The winter weekend is here and nothing can beat the comfort enjoying piping hot Chicken Biryani. So, if you are a biryani lover and up for some cooking this weekend, then try this Chicken Biryani that can be easily made in a kadhai too. Scroll down to read the recipe.

1/2 kg chicken, 3 tbsp curd, 1 tbsp ginger garlic paste, 1/2 tsp salt, 1/4 tsp turmeric, 1 tsp red chilli powder, 1 tsp garam masala, 1 tbsp lemon juice, 1 bay leaf, 2 green cardamom, 2 cloves, 1 cinnamon stick, 1 star anise, 1 strand mace, 1 cup rice, 2 tbsp ghee, 1 onion, 2 green chilli, 1/4 cup curd, 1 tsp red chilli powder, 1 tsp garam masala, 2 cups water, 4 tbsp fried onion, 1 sprig mint leaves, 1 tbsp coriander powder, and 2 tbsp saffron water.

Add curd, ginger garlic paste, salt, garam masala, lemon juice, and chill powder to a mixing bowl. Add the chicken pieces evenly to the mixture and mix well. Allow it to rest for 60 minutes.

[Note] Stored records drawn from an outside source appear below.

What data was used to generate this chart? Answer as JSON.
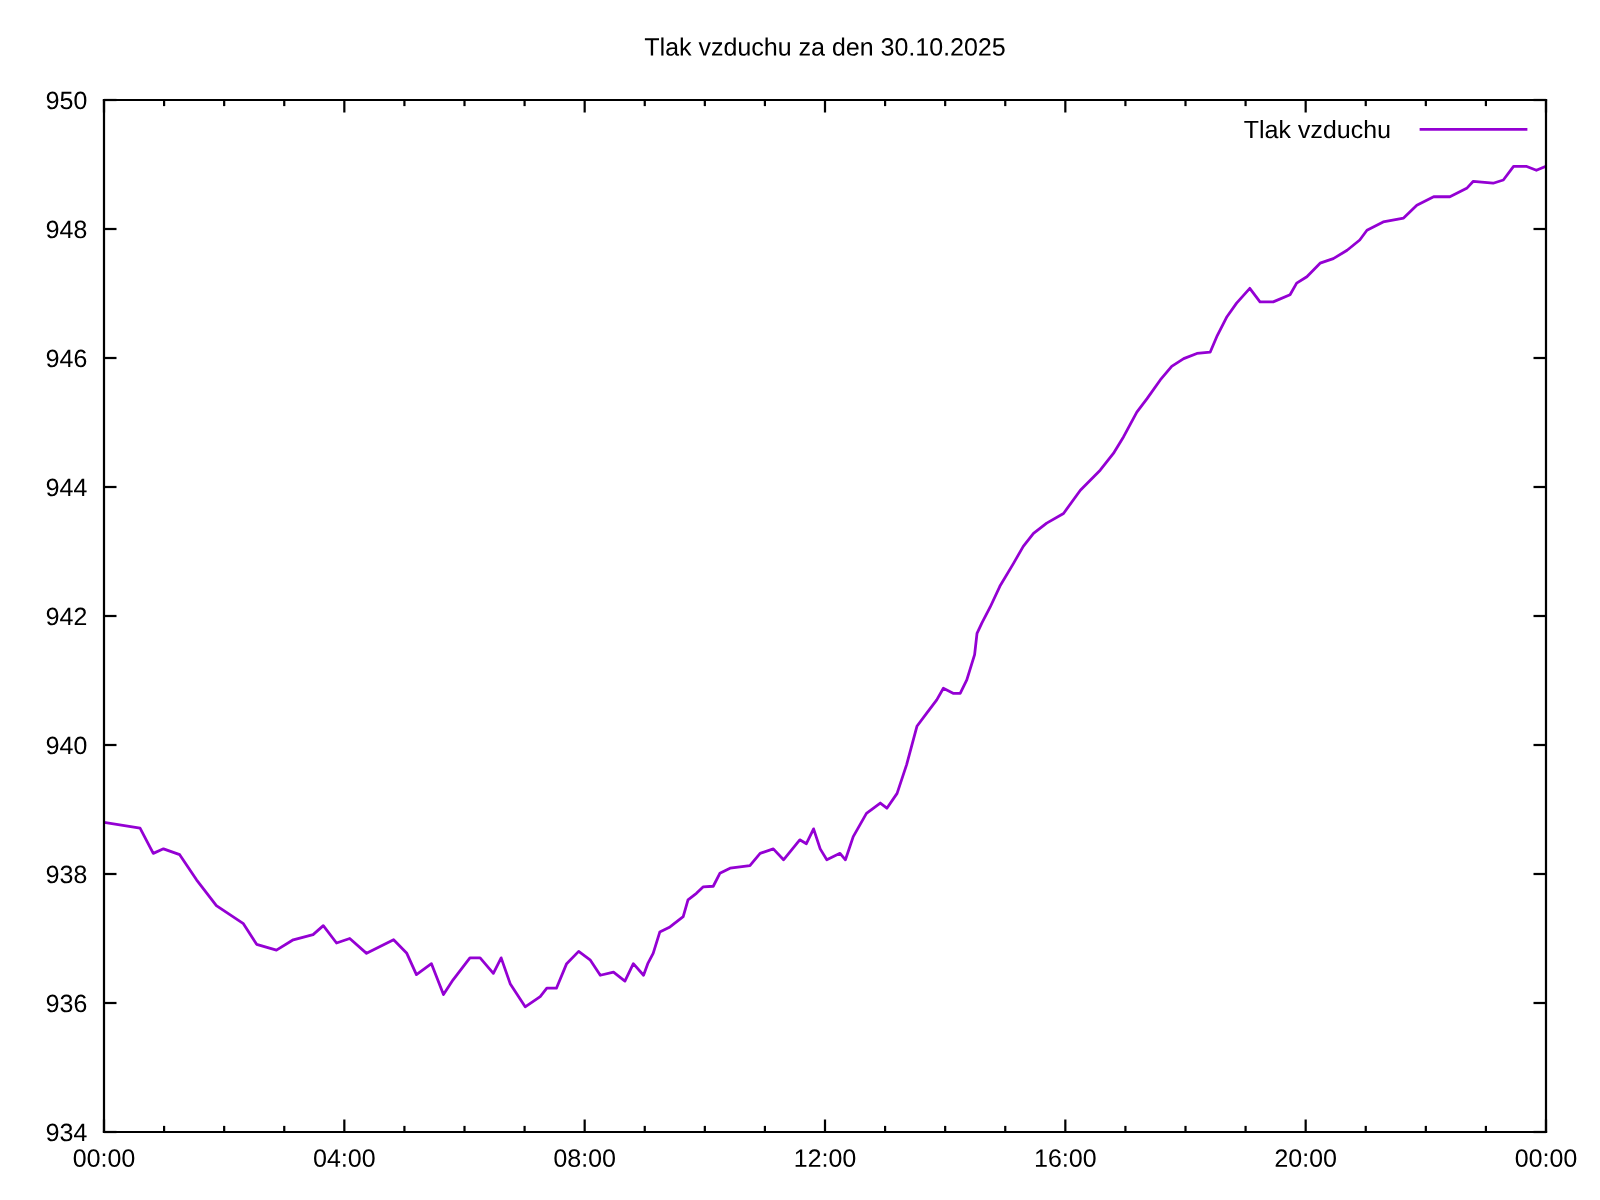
{
  "chart_data": {
    "type": "line",
    "title": "Tlak vzduchu za den 30.10.2025",
    "xlim": [
      0,
      24
    ],
    "xticks": [
      {
        "value": 0,
        "label": "00:00"
      },
      {
        "value": 1,
        "label": null
      },
      {
        "value": 2,
        "label": null
      },
      {
        "value": 3,
        "label": null
      },
      {
        "value": 4,
        "label": "04:00"
      },
      {
        "value": 5,
        "label": null
      },
      {
        "value": 6,
        "label": null
      },
      {
        "value": 7,
        "label": null
      },
      {
        "value": 8,
        "label": "08:00"
      },
      {
        "value": 9,
        "label": null
      },
      {
        "value": 10,
        "label": null
      },
      {
        "value": 11,
        "label": null
      },
      {
        "value": 12,
        "label": "12:00"
      },
      {
        "value": 13,
        "label": null
      },
      {
        "value": 14,
        "label": null
      },
      {
        "value": 15,
        "label": null
      },
      {
        "value": 16,
        "label": "16:00"
      },
      {
        "value": 17,
        "label": null
      },
      {
        "value": 18,
        "label": null
      },
      {
        "value": 19,
        "label": null
      },
      {
        "value": 20,
        "label": "20:00"
      },
      {
        "value": 21,
        "label": null
      },
      {
        "value": 22,
        "label": null
      },
      {
        "value": 23,
        "label": null
      },
      {
        "value": 24,
        "label": "00:00"
      }
    ],
    "ylim": [
      934,
      950
    ],
    "yticks": [
      934,
      936,
      938,
      940,
      942,
      944,
      946,
      948,
      950
    ],
    "grid": false,
    "legend": "top right",
    "marker": "none",
    "line_style": "solid",
    "series": [
      {
        "name": "Tlak vzduchu",
        "color": "#9400d3",
        "x": [
          0,
          0.6,
          0.82,
          0.99,
          1.26,
          1.54,
          1.87,
          2.32,
          2.54,
          2.87,
          3.15,
          3.48,
          3.65,
          3.87,
          4.09,
          4.37,
          4.82,
          5.04,
          5.2,
          5.45,
          5.65,
          5.81,
          6.09,
          6.26,
          6.48,
          6.61,
          6.76,
          7.01,
          7.26,
          7.37,
          7.53,
          7.7,
          7.9,
          8.09,
          8.26,
          8.48,
          8.67,
          8.81,
          8.98,
          9.05,
          9.14,
          9.25,
          9.42,
          9.64,
          9.72,
          9.86,
          9.97,
          10.14,
          10.25,
          10.42,
          10.75,
          10.92,
          11.14,
          11.31,
          11.58,
          11.69,
          11.81,
          11.92,
          12.03,
          12.25,
          12.34,
          12.47,
          12.69,
          12.92,
          13.03,
          13.2,
          13.36,
          13.53,
          13.69,
          13.86,
          13.97,
          14.14,
          14.25,
          14.36,
          14.49,
          14.53,
          14.61,
          14.75,
          14.91,
          15.14,
          15.3,
          15.47,
          15.69,
          15.97,
          16.25,
          16.58,
          16.8,
          16.97,
          17.19,
          17.36,
          17.58,
          17.77,
          17.97,
          18.19,
          18.41,
          18.52,
          18.69,
          18.85,
          19.07,
          19.24,
          19.46,
          19.74,
          19.85,
          20.02,
          20.24,
          20.46,
          20.69,
          20.9,
          21.02,
          21.29,
          21.63,
          21.85,
          22.13,
          22.4,
          22.68,
          22.79,
          23.12,
          23.29,
          23.46,
          23.68,
          23.84,
          23.99
        ],
        "values": [
          938.8,
          938.71,
          938.32,
          938.39,
          938.3,
          937.91,
          937.51,
          937.23,
          936.91,
          936.82,
          936.98,
          937.06,
          937.2,
          936.93,
          937.0,
          936.77,
          936.98,
          936.77,
          936.44,
          936.61,
          936.13,
          936.36,
          936.7,
          936.7,
          936.46,
          936.7,
          936.3,
          935.94,
          936.1,
          936.23,
          936.23,
          936.61,
          936.8,
          936.67,
          936.43,
          936.48,
          936.34,
          936.61,
          936.43,
          936.61,
          936.77,
          937.1,
          937.18,
          937.34,
          937.6,
          937.7,
          937.8,
          937.81,
          938.01,
          938.09,
          938.13,
          938.32,
          938.39,
          938.22,
          938.53,
          938.47,
          938.7,
          938.39,
          938.22,
          938.32,
          938.22,
          938.58,
          938.94,
          939.1,
          939.02,
          939.25,
          939.7,
          940.29,
          940.49,
          940.7,
          940.88,
          940.8,
          940.8,
          941.01,
          941.4,
          941.73,
          941.89,
          942.14,
          942.46,
          942.82,
          943.08,
          943.28,
          943.44,
          943.59,
          943.95,
          944.26,
          944.52,
          944.78,
          945.16,
          945.37,
          945.66,
          945.87,
          945.99,
          946.07,
          946.09,
          946.33,
          946.64,
          946.85,
          947.08,
          946.87,
          946.87,
          946.98,
          947.16,
          947.26,
          947.47,
          947.54,
          947.67,
          947.83,
          947.98,
          948.11,
          948.17,
          948.37,
          948.5,
          948.5,
          948.63,
          948.74,
          948.71,
          948.76,
          948.97,
          948.97,
          948.91,
          948.97
        ]
      }
    ]
  }
}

In the meantime, cook rice in a rice in a vessel with enough water. Make sure it is only 60% cooked.

In a heavy-bottomed kadhai, add ghee and all the other spices. Sauté them for 30 seconds.

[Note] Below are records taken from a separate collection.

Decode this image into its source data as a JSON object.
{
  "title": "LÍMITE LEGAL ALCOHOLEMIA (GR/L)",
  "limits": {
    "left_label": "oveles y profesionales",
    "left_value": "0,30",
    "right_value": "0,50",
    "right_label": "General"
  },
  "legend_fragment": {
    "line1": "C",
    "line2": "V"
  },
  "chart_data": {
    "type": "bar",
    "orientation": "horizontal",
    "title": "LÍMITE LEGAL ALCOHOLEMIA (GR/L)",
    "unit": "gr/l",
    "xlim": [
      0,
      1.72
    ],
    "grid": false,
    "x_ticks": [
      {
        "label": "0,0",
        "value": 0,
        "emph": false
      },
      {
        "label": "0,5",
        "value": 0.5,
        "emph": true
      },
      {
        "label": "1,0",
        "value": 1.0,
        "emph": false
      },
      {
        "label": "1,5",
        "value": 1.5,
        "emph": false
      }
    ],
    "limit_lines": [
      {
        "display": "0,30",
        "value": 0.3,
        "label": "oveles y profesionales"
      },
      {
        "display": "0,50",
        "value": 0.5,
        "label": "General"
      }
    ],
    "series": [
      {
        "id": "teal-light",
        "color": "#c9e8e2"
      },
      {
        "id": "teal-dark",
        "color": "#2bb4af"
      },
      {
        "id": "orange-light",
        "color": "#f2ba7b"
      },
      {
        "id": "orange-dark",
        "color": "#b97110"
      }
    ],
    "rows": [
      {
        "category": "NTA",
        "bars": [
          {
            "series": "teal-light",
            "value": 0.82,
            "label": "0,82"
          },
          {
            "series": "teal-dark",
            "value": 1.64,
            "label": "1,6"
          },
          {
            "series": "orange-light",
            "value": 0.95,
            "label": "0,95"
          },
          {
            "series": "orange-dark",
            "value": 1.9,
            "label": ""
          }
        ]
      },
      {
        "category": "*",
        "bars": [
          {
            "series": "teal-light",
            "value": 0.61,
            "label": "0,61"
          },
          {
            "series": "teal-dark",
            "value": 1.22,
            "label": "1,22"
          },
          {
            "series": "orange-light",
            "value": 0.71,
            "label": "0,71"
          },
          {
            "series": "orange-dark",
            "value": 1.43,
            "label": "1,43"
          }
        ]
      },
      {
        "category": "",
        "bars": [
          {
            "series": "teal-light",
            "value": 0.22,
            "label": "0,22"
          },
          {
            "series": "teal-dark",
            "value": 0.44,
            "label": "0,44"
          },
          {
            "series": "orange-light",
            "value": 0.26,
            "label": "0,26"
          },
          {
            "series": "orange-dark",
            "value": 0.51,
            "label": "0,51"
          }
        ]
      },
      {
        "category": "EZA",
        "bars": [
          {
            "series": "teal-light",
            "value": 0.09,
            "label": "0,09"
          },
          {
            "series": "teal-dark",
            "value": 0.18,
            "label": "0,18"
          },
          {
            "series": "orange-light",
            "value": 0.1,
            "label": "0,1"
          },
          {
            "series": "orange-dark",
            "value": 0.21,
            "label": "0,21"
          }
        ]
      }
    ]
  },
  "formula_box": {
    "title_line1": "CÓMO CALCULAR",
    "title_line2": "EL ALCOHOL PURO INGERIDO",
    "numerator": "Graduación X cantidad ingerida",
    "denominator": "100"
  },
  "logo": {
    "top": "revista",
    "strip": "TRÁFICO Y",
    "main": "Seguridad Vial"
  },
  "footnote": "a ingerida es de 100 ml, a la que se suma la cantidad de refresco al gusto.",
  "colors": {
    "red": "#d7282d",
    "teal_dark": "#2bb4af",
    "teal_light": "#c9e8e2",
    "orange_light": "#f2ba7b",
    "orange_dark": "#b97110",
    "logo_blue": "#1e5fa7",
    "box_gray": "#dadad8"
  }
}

Next, add the sliced onions and sauté until they turn light brown.

Now, simply add the marinated chicken pieces, gently mix well and cover and cook for 30-35 minutes on a low flame.

Once the pieces turn tender, add curd, green chilli, red chilli powder, and garam masala. Mix them all well.

Now, layer the chicken with cooked rice, fried onion, and saffron water. Cover the lid of the kadhai and seal it with soft flour dough.

Cook for 15 minutes. Garnish with coriander and mint leaves. Serve hot!